LONDON, June 9 -- Britain's Department of Energy and Climate Change Tuesday announced it had given a go-ahead to the plan to build the world's first tidal lagoon power plant at Swansea Bay in South Wales.
The decision is a major boost to China Harbor Engineering Company (CHEC), a state-owned enterprise, which was announced a few days ago as the successful bidder for a six-mile wall for the project.
It paves the way for the construction of the tidal lagoon with a capacity to produce 240MW of power, enough to supply electricity to more than 120,000 homes.
"We need more clean and home-grown sources of energy, which will help to reduce our reliance on foreign fossil fuels," Lord Bourne, parliamentary under secretary of state for the Department of Energy and Climate Change and the Wales Office, said on Tuesday.
"Low carbon energy projects like the tidal lagoon in Swansea Bay could bring investment, support local jobs and help contribute to the Welsh economy and Swansea area", he added.
Mark Shorrock, chief executive of the company behind the Swansea Bay scheme, Tidal Lagoon Swansea Bay, said: "Wales led the way providing the fuel for the industrial revolution.

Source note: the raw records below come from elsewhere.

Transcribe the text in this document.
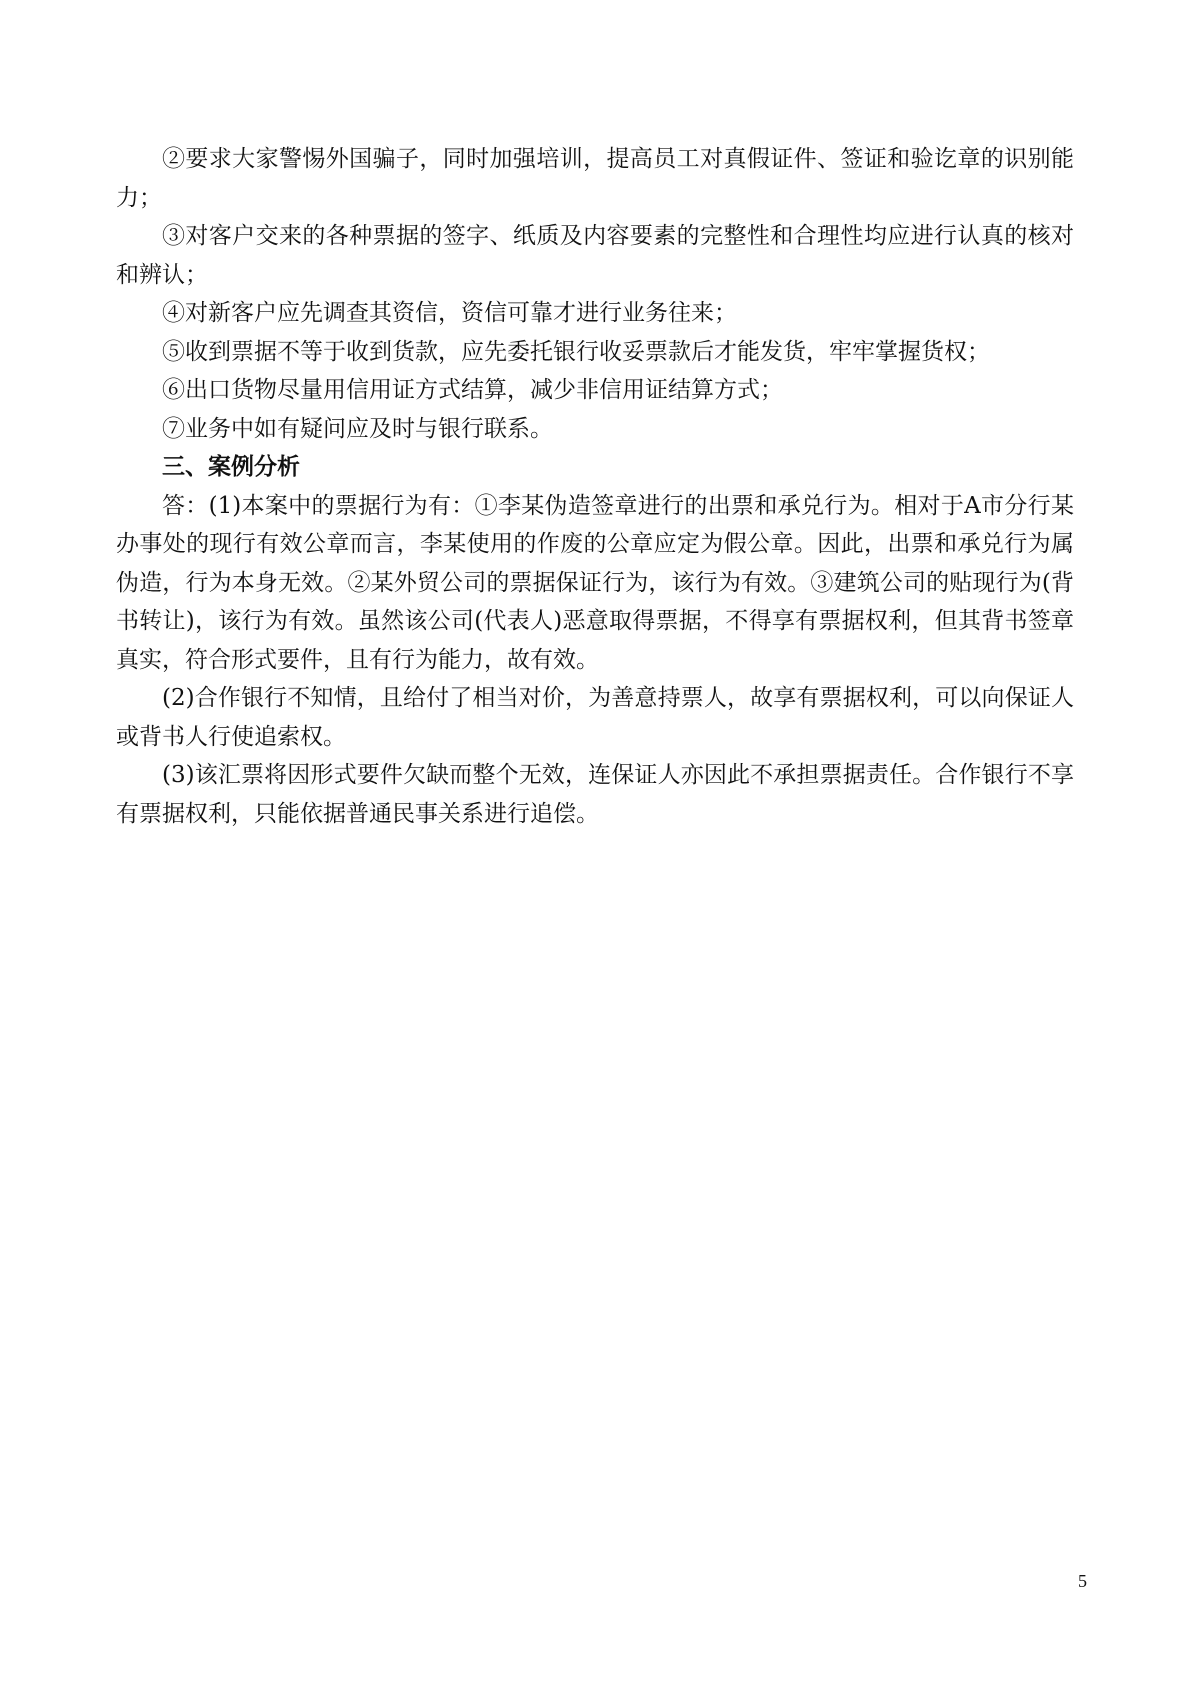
②要求大家警惕外国骗子，同时加强培训，提高员工对真假证件、签证和验讫章的识别能力；

③对客户交来的各种票据的签字、纸质及内容要素的完整性和合理性均应进行认真的核对和辨认；

④对新客户应先调查其资信，资信可靠才进行业务往来；

⑤收到票据不等于收到货款，应先委托银行收妥票款后才能发货，牢牢掌握货权；

⑥出口货物尽量用信用证方式结算，减少非信用证结算方式；

⑦业务中如有疑问应及时与银行联系。

三、案例分析

答：(1)本案中的票据行为有：①李某伪造签章进行的出票和承兑行为。相对于A市分行某办事处的现行有效公章而言，李某使用的作废的公章应定为假公章。因此，出票和承兑行为属伪造，行为本身无效。②某外贸公司的票据保证行为，该行为有效。③建筑公司的贴现行为(背书转让)，该行为有效。虽然该公司(代表人)恶意取得票据，不得享有票据权利，但其背书签章真实，符合形式要件，且有行为能力，故有效。

(2)合作银行不知情，且给付了相当对价，为善意持票人，故享有票据权利，可以向保证人或背书人行使追索权。

(3)该汇票将因形式要件欠缺而整个无效，连保证人亦因此不承担票据责任。合作银行不享有票据权利，只能依据普通民事关系进行追偿。

5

We are now entering the era of the climate change revolution."
The Swansea Bay project is one of six lagoon programs proposed for Britain's west coast, four of which are in Wales and the other two are respectively in Somerset and Cumbria of England.
The lagoons are designed to capture incoming and outgoing tides behind giant sea walls and to use the weight of the water to power turbines generating electricity. The energy is captured by turbines from two incoming and two outgoing tides each day. It gives a predictable generating window averaging 14 hours a day.
The Swansea Bay lagoon will see the construction of a sea wall, stretching for more than 8 km and reaching more than 3 km out to sea. The aim is for the project to be generating power by 2022.